Mas os sustos são constantes e prendem o espectador na cadeira. “O Nevoeiro” é ambientado em uma pequena cidade norte-americana de Maine. Durante a noite, uma tempestade causa vários problemas. O artista plástico David Drayton (Thomas Jane, de “O Justiceiro”) e seu filho, assim como vários moradores, se dirigem ao supermercado para repor mantimentos e comprar materiais para o conserto. É então, sem maiores explicações, que a cidade é envolta por um estranho e denso nevoeiro. De dentro dele, criaturas bizarras e perigosas obrigam àquelas pessoas a ficarem dentro do estabelecimento.

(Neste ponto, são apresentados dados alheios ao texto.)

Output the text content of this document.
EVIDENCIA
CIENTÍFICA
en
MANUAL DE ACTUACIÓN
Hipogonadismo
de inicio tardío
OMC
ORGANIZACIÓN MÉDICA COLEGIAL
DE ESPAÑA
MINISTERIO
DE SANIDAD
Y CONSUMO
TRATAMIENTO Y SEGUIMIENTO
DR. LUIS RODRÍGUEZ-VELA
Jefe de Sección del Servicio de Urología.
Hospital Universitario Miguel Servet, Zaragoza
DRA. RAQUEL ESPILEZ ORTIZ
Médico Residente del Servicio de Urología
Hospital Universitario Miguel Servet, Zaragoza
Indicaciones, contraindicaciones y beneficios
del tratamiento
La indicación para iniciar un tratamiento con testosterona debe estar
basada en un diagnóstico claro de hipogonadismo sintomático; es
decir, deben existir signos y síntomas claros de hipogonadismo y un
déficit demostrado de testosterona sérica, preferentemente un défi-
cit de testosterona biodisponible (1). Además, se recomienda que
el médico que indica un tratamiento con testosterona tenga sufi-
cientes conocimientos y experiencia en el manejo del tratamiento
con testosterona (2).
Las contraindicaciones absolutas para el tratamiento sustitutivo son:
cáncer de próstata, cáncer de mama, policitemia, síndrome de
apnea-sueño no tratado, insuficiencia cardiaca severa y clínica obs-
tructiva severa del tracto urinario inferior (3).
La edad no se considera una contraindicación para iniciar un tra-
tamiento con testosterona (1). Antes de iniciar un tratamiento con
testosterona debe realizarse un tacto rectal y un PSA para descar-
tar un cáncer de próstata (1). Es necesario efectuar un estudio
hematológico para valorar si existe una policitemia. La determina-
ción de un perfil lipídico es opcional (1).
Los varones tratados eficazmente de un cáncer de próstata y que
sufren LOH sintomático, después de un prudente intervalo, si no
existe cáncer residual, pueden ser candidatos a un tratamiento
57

Darabont mostra que sabe comandar bem as partes de ação, com bichos medonhos (parecidos com os insetos gigantes meio pré-históricos de “King Kong”) aparecendo do nada e detonando as pessoas que se aventuram fora do mercado. Muito sangue jorrando, gente sendo comida viva e venenos inesperados garantem a ação nos 126 minutos de exibição.
Mas as explicações a esses ataques são mais importantes. O que acontece quando uma sociedade organizada é desprovida de informações, eletricidade, comunicação e esperança? Segundo Darabont, volta a um primitivismo que é extremamente perigoso. Sem falar que começa a se abraçar a teorias absurdas e dar espaço para os malucos eloqüentes.
Presos e ameaçados, pessoas das mais diferentes formações, convicções e credos precisam conviver juntas. E tentar achar explicações e formas para sair daquela enrascada. Enquanto alguns são racionalistas ao extremo, não sendo capazes nem de entender a verdade absurda mas palpável e se arriscam por entender que suas mentes são mais privilegiadas do que a dos seus pares, outros se abraçam fortemente à religião, acreditando que tudo vem ou será resolvido por Deus.
“O Nevoeiro” discute uma situação latente, principalmente nos Estados Unidos, sobre a briga entre a ciência e a religião, além de mostrar a insegurança que se aplaca sobre a população comum. Sempre com a mão certeira, o diretor não deixa o filme descambar para a filosofia pura ou para a ação descabida e termina a obra com um soco no estômago, de maneira irreparável. Um filme que vale ser visto e que coloca o rótulo “terror” em outro patamar.